Scritto da Michela | 4 gennaio, 2012 9:35

Si è svolto certamente a Genova il veglione di san Silvestro più particolare d’Italia. In via del tutto eccezionale la grande mostra “Van Gogh e il viaggio di Gauguin”, curata da Marco Goldin e che tanto successo sta riscuotendo nella sede di Palazzo Ducale (75.000 visitatori nei primi cinquanta giorni di apertura), è rimasta aperta la notte di Capodanno.

Addirittura 3000 persone giunte da tutta Italia, e perfino dalla Sicilia, dalla Puglia, dalla Campania, hanno invaso le sale della bellissima sede genovese e hanno scelto di trascorrere la notte dell’ultimo giorno del 2011 davanti a Van Gogh, Gauguin e agli altri grandi pittori presenti, da Monet a Kandinsky.

Linea d’ombra, Palazzo Ducale e la Camera di Commercio di Genova avevano predisposto vari pacchetti che comprendevano ben tre cenoni per i primi mille fortunati che erano riusciti ad accaparrarsi i posti in prenotazione, bruciati in pochissimi giorni. Cenoni che si sono svolti in alcune sale dello stesso Palazzo Ducale e nell’attiguo e stupendo Palazzo della Borsa in stile Liberty. I pacchetti comprendevano ovviamente anche la visita all’esposizione, la visita guidata o l’audio guida, il brindisi di mezzanotte e il concerto del più noto gruppo della pizzica salentina tradizionale, l’Officina Zoè. I marmi e le statue del superlativo Salone del Maggior Consiglio all’interno del Ducale hanno visto, stupiti, per la prima volta il ballo della taranta, la tipica danza salentina.

Fino alle 2 della notte, prima di disperdersi tra i vicoli della città vecchia, ancora moltissimi visitatori si sono esibiti in balli collettivi che hanno così scandito un’atmosfera di grande gioia che i musicisti dell’Officina Zoè, Lamberto Probo in testa, hanno saputo trasmettere con l’incanto di antiche e coinvolgenti note.

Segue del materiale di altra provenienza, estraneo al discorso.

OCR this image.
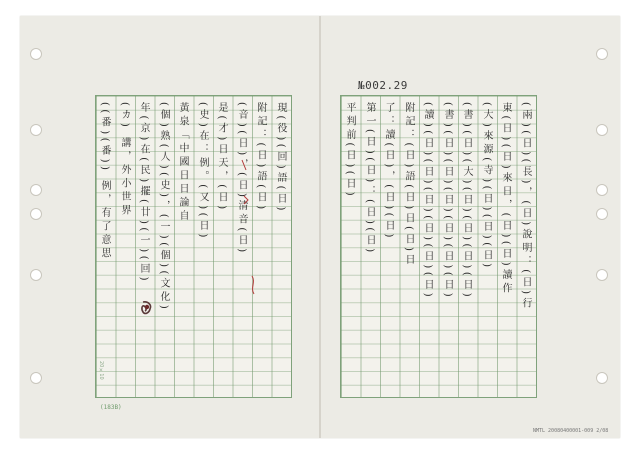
№002.29
(183B)
20×10
NMTL 20080400001-009 2/08
((番)(番)) 例，有了意思 (カ) 講，外小世界 年(京)在(民)擺(廿)(一)(回) (個)熟(人)(史)，(一)(個)(文化) 黃泉「中國日日論自 (史)在：例。(又)(日) 是(才)日天，(日) (音)(日)，(日)清音(日) 附記：(日)語(日) 現(役)(回)語(日)	(兩)(日)(長)，(日)說明：(日)行
東(日)(日)來日，(日)(日)讀作
(大)來源(寺)(日)(日)(日)
(書)(日)(大)(日)(日)(日)(日)
(書)(日)(日)(日)(日)(日)(日)
(讀)(日)(日)(日)(日)(日)(日)
附記：(日)語(日)日(日)日
了：讀(日)，(日)(日)
第一(日)(日)：(日)(日)
平判前(日)(日)
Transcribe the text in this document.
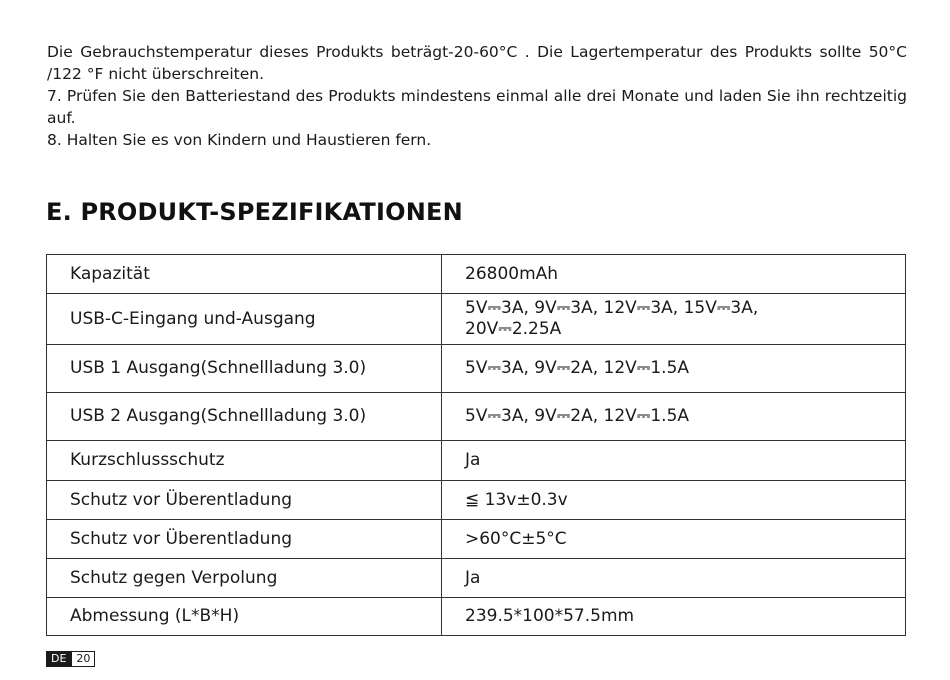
Die Gebrauchstemperatur dieses Produkts beträgt-20-60°C . Die Lagertemperatur des Produkts sollte 50°C /122 °F nicht überschreiten.

7. Prüfen Sie den Batteriestand des Produkts mindestens einmal alle drei Monate und laden Sie ihn rechtzeitig auf.

8. Halten Sie es von Kindern und Haustieren fern.

E. PRODUKT-SPEZIFIKATIONEN
Kapazität	26800mAh
USB-C-Eingang und-Ausgang	5V⎓3A, 9V⎓3A, 12V⎓3A, 15V⎓3A, 20V⎓2.25A
USB 1 Ausgang(Schnellladung 3.0)	5V⎓3A, 9V⎓2A, 12V⎓1.5A
USB 2 Ausgang(Schnellladung 3.0)	5V⎓3A, 9V⎓2A, 12V⎓1.5A
Kurzschlussschutz	Ja
Schutz vor Überentladung	≦ 13v±0.3v
Schutz vor Überentladung	>60°C±5°C
Schutz gegen Verpolung	Ja
Abmessung (L*B*H)	239.5*100*57.5mm
DE 20
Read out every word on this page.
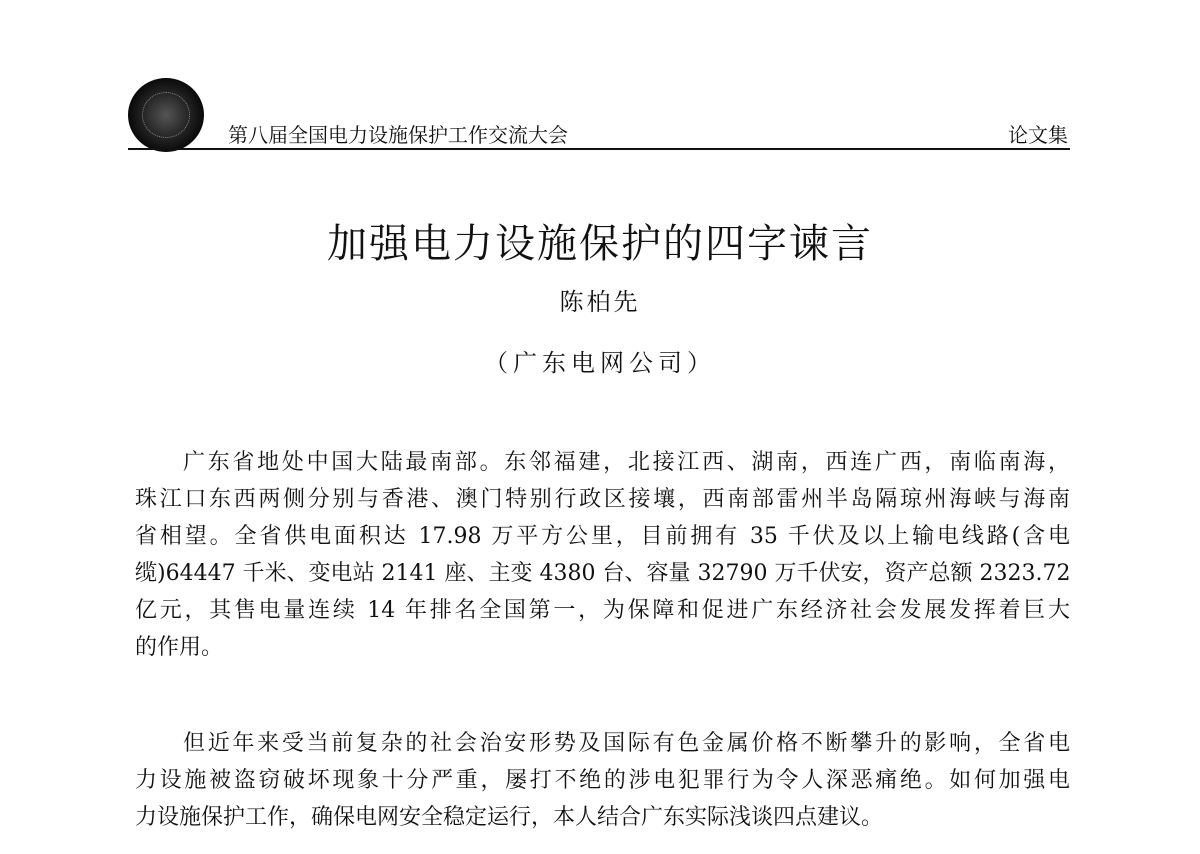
第八届全国电力设施保护工作交流大会	论文集
加强电力设施保护的四字谏言
陈柏先
（广东电网公司）
广东省地处中国大陆最南部。东邻福建，北接江西、湖南，西连广西，南临南海，
珠江口东西两侧分别与香港、澳门特别行政区接壤，西南部雷州半岛隔琼州海峡与海南
省相望。全省供电面积达 17.98 万平方公里，目前拥有 35 千伏及以上输电线路(含电
缆)64447 千米、变电站 2141 座、主变 4380 台、容量 32790 万千伏安，资产总额 2323.72
亿元，其售电量连续 14 年排名全国第一，为保障和促进广东经济社会发展发挥着巨大
的作用。
但近年来受当前复杂的社会治安形势及国际有色金属价格不断攀升的影响，全省电
力设施被盗窃破坏现象十分严重，屡打不绝的涉电犯罪行为令人深恶痛绝。如何加强电
力设施保护工作，确保电网安全稳定运行，本人结合广东实际浅谈四点建议。
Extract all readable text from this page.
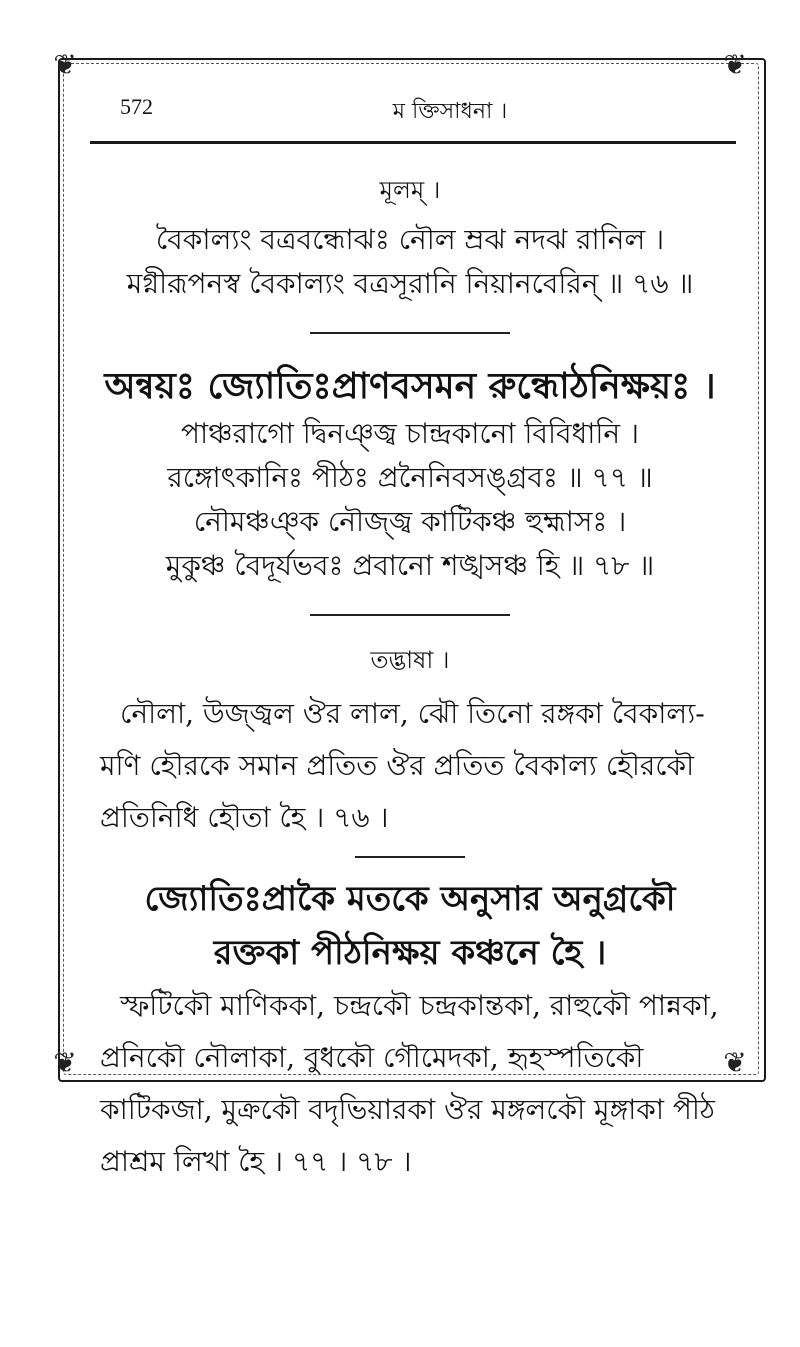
❦	❦
❦	❦
572	ম ক্তিসাধনা ।
মূলম্ ।
বৈকাল্যং বত্রবন্ধোঝঃ নৌল ম্রঝ নদঝ রানিল ।
মগ্নীরূপনস্ব বৈকাল্যং বত্রসূরানি নিয়ানবেরিন্ ॥ ৭৬ ॥
অন্বয়ঃ জ্যোতিঃপ্রাণবসমন রুন্ধোঠনিক্ষয়ঃ ।
পাঞ্চরাগো দ্বিনঞ্জ্ব চান্দ্ৰকানো বিবিধানি ।
রঙ্গোৎকানিঃ পীঠঃ প্রনৈনিবসঙ্গ্রবঃ ॥ ৭৭ ॥
নৌমঞ্চঞ্ক নৌজ্জ্ব কাটিকঞ্চ হুহ্মাসঃ ।
মুকুঞ্চ বৈদূর্যভবঃ প্রবানো শঙ্খসঞ্চ হি ॥ ৭৮ ॥
তদ্ভাষা ।
নৌলা, উজ্জ্বল ঔর লাল, ঝৌ তিনো রঙ্গকা বৈকাল্য- মণি হৌরকে সমান প্রতিত ঔর প্রতিত বৈকাল্য হৌরকৌ প্রতিনিধি হৌতা হৈ । ৭৬ ।
জ্যোতিঃপ্রাকৈ মতকে অনুসার অনুগ্রকৌ রক্তকা পীঠনিক্ষয় কঞ্চনে হৈ ।
স্ফটিকৌ মাণিককা, চন্দ্ৰকৌ চন্দ্ৰকান্তকা, রাহুকৌ পান্নকা, প্রনিকৌ নৌলাকা, বুধকৌ গৌমেদকা, হৃহস্পতিকৌ কাটিকজা, মুক্ৰকৌ বদৃভিয়ারকা ঔর মঙ্গলকৌ মূঙ্গাকা পীঠ প্রাশ্রম লিখা হৈ । ৭৭ । ৭৮ ।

Lunghe code di visitatori in attesa di acquistare il loro biglietto si sono formate nel cortile di Palazzo Ducale e la mostra poi, con i tantissimi capolavori presenti (40 i soli Van Gogh oltre al celeberrimo “Da dove veniamo? Chi siamo? Dove andiamo?” di Gauguin prestato solo per la quarta volta in un secolo dal Museum of Fine Arts di Boston e ambientato a Genova all’interno della ricostruzione della grande capanna tahitiana dello stesso Gauguin), sono stati il giusto premio anche per i tanti che non avendo trovato posto al concerto hanno scelto di passare la mezzanotte con un bacio davanti alle opere. Allo scoccare infatti della mezzanotte, nelle sale della mostra si è udito un bellissimo applauso che subito è sfociato in un abbraccio che ha riportato poi tutti alla bellezza senza tempo di opere così incantevoli.

Il presidente degli albergatori genovesi, Mariani, ha manifestato grande soddisfazione per il tutto esaurito registrato dagli alberghi per questa iniziativa del Capodanno in mostra. Identica soddisfazione testimoniata dall’associazione ristoratori, che ha visto locali pieni con moltissimi cenoni sempre da tutto esaurito, tanti dei quali ancora appannaggio dei visitatori che non avevano trovato posto per cenare al Ducale.

La mostra “Van Gogh e il viaggio di Gauguin” è aperta a Genova fino al 15 aprile a Palazzo Ducale. Possibile, anche se non ancora certa, la proroga fino all’1 maggio, dato appunto il grande successo che sta riscuotendo.